We Can Be So Unlike Christ

It was the followers of Christ in the city of Antioch who were first labeled Christians (Acts 11:26). It wasn’t a name that they took for themselves – it was given to them, and we’re not even sure if it was in respect or in derision. I suspect the latter.

However it happened, people who follow Jesus have been called by that name since those early days of our faith. Today we wear it with justifiable pride. We belong to Christ. We follow Christ. We live for Christ. At least that is the goal.

Whatever Christians do – we are to reflect Christ.

That’s what’s so distressing in the aftermath of the Supreme Court’s Decision in Masterpiece Cakeshop v. Colorado Civil Rights Commission. By a 7-2 decision, the court found that Christian businessman and bakery owner, Jack Phillips could not be forced to provide a cake for a same-sex wedding. It was an act that went against his religious convictions.

While I’m happy for Mr. Phillips and personally agree with the court’s decision, the reaction of some Christians has been less than Christ-like. And for that I am ashamed.

According to news reports A Tennessee hardware store owner is celebrating the Supreme Court’s ruling in favor of a bakery that refused to bake a cake for a gay couple’s wedding by placing a “No Gays Allowed” sign in front of his store. 

The article goes on to quote owner Jeff Amyx, as saying “Christianity is under attack,” “This is a great win, don’t get me wrong, but this is not the end, this is just the beginning. Right now, we’re seeing a ray of sunshine. This is ‘happy days’ for Christians all over America, but dark days will come.”

You can read the entire article here.

Jeff Amyx doesn’t have to wait – dark days are already here and it’s not just because of sin. It’s because Christians are not bringing the light into the darkness (Matthew 5:14-16).

In what universe does a sign, rejecting the very people who need the light of the gospel the most (Mark 2:17), reflect Christ?

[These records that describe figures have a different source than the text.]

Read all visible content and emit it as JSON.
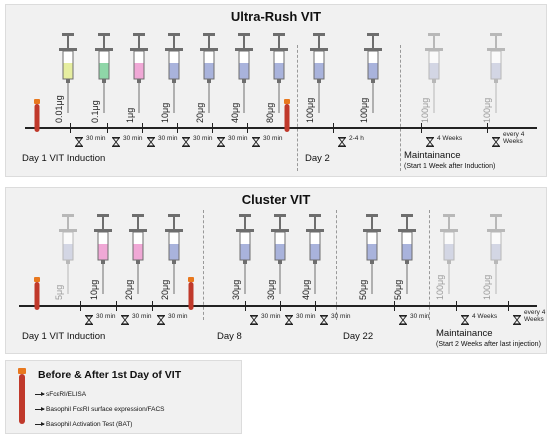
{
  "colors": {
    "yellow": "#e6eea0",
    "green": "#8fd6a8",
    "pink": "#f0a8d6",
    "blue": "#a9b3dc",
    "faint": "#d3d6e4",
    "tube_red": "#c0392b",
    "tube_cap": "#e8781e"
  },
  "panel1": {
    "title": "Ultra-Rush VIT",
    "doses": [
      "0.01μg",
      "0.1μg",
      "1μg",
      "10μg",
      "20μg",
      "40μg",
      "80μg",
      "100μg",
      "100μg",
      "100μg",
      "100μg"
    ],
    "intervals": [
      "30 min",
      "30 min",
      "30 min",
      "30 min",
      "30 min",
      "30 min",
      "2-4 h",
      "4 Weeks",
      "every 4 Weeks"
    ],
    "days": [
      "Day 1 VIT Induction",
      "Day 2",
      "Maintainance"
    ],
    "note": "(Start 1 Week after Induction)"
  },
  "panel2": {
    "title": "Cluster VIT",
    "doses": [
      "5μg",
      "10μg",
      "20μg",
      "20μg",
      "30μg",
      "30μg",
      "40μg",
      "50μg",
      "50μg",
      "100μg",
      "100μg"
    ],
    "intervals": [
      "30 min",
      "30 min",
      "30 min",
      "30 min",
      "30 min",
      "30 min",
      "30 min",
      "4 Weeks",
      "every 4 Weeks"
    ],
    "days": [
      "Day 1 VIT Induction",
      "Day 8",
      "Day 22",
      "Maintainance"
    ],
    "note": "(Start 2 Weeks after last injection)"
  },
  "legend": {
    "title": "Before & After 1st Day of VIT",
    "items": [
      "sFcεRI/ELISA",
      "Basophil FcεRI surface expression/FACS",
      "Basophil Activation Test (BAT)"
    ]
  }
}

I can’t imagine Jesus posting the same sign in the window of his carpenter shop in Nazareth.

Where did Christians ever get the idea that it’s better to alienate people than to love them?

We certainly didn’t get if from Jesus (Mark 2:13-16, Luke 7:36-39). In fact, Jesus gave us a compelling example of how we are to relate to sinful people. While not endorsing their sin, neither did he avoid (or insult) them.

His purpose was not to keep them out of his store. His purpose was to get them into his heavenly home.

It seems to me that you can’t do both at the same time.